Un día, de esos escasos que salía a pasear por Madrid, casi obligada y colgada del brazo de su marido, mas que nada por las apariencias y para dejarse ver por los murmuradores de portales y esquinas... pasaron por delante de un local que antaño fue una mercería y tienda de lanas. Habían puesto una agencia inmobiliaria muy llamativa y lujosa, con muchas fotografías de casas embargadas en el escaparate y dos muchachos trajeados, bastante atractivos y dispuestos a ganarse su comisión con una gran sonrisa en la boca.



Ana se paró delante del escaparate y pese a los refunfuños de Gabriel, su marido, miró atentamente todas las fotos, una por una y se atrevió a decirle, muy nerviosa:

-Calla!! Déjame que mire, es un momento... esta casona... es la mia!

Al ver a la pareja, uno de los comerciales salió fuera de la tienda y se dirigió a Ana:

-Buenos días, ¿puedo ayudarla en algo señora?

Mientras tanto, un exasperado Gabriel gritaba:

-Vamonos ya!! tenemos prisa, hablas con todo el mundo...que más te dará a ti esa casa!!

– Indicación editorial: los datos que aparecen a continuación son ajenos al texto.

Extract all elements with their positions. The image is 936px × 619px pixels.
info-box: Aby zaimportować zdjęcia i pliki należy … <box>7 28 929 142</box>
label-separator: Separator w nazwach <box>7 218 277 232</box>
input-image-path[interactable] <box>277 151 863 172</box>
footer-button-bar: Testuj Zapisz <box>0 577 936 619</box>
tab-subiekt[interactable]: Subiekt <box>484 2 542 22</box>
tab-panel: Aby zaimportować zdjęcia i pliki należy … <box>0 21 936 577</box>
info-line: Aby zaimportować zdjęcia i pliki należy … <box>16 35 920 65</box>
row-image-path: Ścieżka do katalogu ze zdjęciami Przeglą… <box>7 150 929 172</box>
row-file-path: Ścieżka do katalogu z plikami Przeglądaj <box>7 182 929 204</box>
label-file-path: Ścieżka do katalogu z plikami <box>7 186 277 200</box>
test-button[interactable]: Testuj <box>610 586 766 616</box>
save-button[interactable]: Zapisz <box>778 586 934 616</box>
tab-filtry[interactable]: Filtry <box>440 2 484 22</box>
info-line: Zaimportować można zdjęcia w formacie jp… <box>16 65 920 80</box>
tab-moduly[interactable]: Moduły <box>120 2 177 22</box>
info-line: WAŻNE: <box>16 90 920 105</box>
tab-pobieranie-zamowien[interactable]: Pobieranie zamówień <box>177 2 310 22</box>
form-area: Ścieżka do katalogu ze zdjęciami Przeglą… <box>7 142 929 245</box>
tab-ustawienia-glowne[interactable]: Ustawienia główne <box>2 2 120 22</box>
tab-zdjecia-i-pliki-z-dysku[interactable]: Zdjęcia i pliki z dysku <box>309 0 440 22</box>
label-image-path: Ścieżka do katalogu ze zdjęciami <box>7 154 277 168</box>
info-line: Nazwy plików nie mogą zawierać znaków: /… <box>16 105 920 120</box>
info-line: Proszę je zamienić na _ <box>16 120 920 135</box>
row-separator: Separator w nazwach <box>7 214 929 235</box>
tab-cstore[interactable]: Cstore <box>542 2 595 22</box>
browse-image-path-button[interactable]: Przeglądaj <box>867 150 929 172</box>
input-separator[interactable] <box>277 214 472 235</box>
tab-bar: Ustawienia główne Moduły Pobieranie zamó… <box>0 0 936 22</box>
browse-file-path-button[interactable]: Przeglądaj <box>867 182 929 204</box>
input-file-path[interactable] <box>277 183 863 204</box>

Ella ya se había soltado del brazo de su marido y estaba dentro de la inmobiliaria. Gabriel se alejó y entró en la cafetería de la esquina. Allí se quedó.



Poco le costó decidirse. Era su amada casona junto al mar. Incluso reconoció las cortinas del ventanal que asomaba al sol cada mañana. El vendedor le contó la historia de porqué estaba allí su fotografía. -Era lo único que había quedado, embargado por el banco y ahora a la venta, de su antiguo dueño.



Se había encontrado con todo lo que añoraba inconscientemente desde que salió de Barcelona. Con su sueño. Le costó un mes divorciarse, alquiló un pequeño apartamento en Atocha hasta que pudo formalizar la compra de la casona y el resto, el viaje.



-Ana María, ya estás, ya has llegado-.Ya estaba ahí. Corrió por el paseo, abrió la cancela del jardín, ahora salvaje. Corrió una vez mas por el breve camino empedrado hasta las escaleras llenas de musgo. Subió de dos en dos los peldaños, tiró la mochila y metió la llave para reencontrarse con su sueño.



Descorrió las cortinas polvorientas del ventanal, se sentó y de nuevo cerró los ojos. Ahora no dejaría la vida pasar, la viviría, sin mas.